SACRAMENTO, Calif., July 6, 2020 /PRNewswire/ -- The former chief of the California Division of Occupational Safety and Health (Cal/OSHA), the state agency responsible for employee health and safety standards, announced today that some provisions of the San Francisco Board of Supervisors' proposed "healthy buildings" ordinance are ill-defined and may actually increase exposure risks to COVID-19 for hotel workers who follow its mandates.
The ordinance, which is scheduled for the Supervisors' vote Tuesday (July 7), imposes arbitrary cleaning standards, mandating, for example, the repeated cleaning of low-touch hotel walls and chandeliers, exceeding Center for Disease Control and Prevention and California's Department of Public Health recommendations. It also demands that hotel workers clean occupied rooms when a guest stays multiple days, unless the occupant refuses daily cleaning, dramatically increasing potential exposure risks for employees.
"There is no need to increase the number of times a hotel employee must enter and clean a guest room when it is not changing occupants, risking exposure to the coronavirus should it be present," said Len Welsh, who led Cal/OSHA for eight years. "This ordinance appears well-intentioned, but some of its provisions could be thought out more carefully."

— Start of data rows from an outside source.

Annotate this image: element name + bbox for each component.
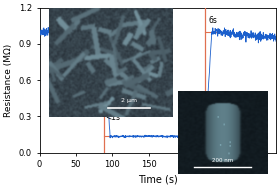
- X-axis label: Time (s): Time (s): [138, 175, 178, 185]
- Text: 200 nm: 200 nm: [212, 158, 233, 163]
- Text: 100 ppm
S=7: 100 ppm S=7: [139, 99, 173, 118]
- Y-axis label: Resistance (MΩ): Resistance (MΩ): [4, 43, 13, 117]
- Text: <1s: <1s: [105, 113, 120, 122]
- Text: 6s: 6s: [208, 16, 217, 25]
- Text: 2 μm: 2 μm: [121, 98, 137, 103]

The ordinance, Cleaning and Disease Prevention Standards in Tourist Hotels and Large Commercial Office Buildings, was proposed by Supervisor Aaron Peskin on behalf of his supporters at labor union UniteHere Local 2. It was approved, 3-0, on June 29 by the Land Use and Transportation Committee, which made amendments before sending it to the full Board for Tuesday's vote.
The ordinance requires cleaning of some surfaces without justification from expert guidance, which concerns San Francisco hotels and many of the 25,000 hotel workers. Should this ordinance pass, because of the Supervisors' decision, San Francisco hotel employees could increase their exposure to COVID-19.
San Francisco hotels and the California Hotel and Lodging Association worked closely with CDC recommendations, Gov. Newsom, the California Department of Public Health, Cal/OSHA and San Francisco's public health office to develop health safety standards that exceed any other industry, short of hospitals. Those Clean + Safe guidelines were issued April 30, more than two months before Peskin introduced his ordinance, which came almost three weeks after Gov. Newsom allowed counties to reopen hotels.
The CHLA standards include:
- Customized COVID-19 plans for hotels
- Employee safety trainings in English & Spanish
- Clear and appropriate social distancing signage
- Delivery and use of personal protective equipment for employees
- Cleaning directions that keep employees and guests safe
The CHLA standards follow the California Department of Public Health, Cal/OSHA and the Center for Disease Control recommendations that have been utilized as guidance by 54 of 58 counties in California.
About the California Hotel & Lodging Association
Recognized as one of the most influential state lodging associations throughout the country, the California Hotel & Lodging Association's mission is to protect the rights and interests of owners and operators and be their indispensable business resource. Established in 1893, CHLA serves the unique interests of each segment of California's diverse lodging industry.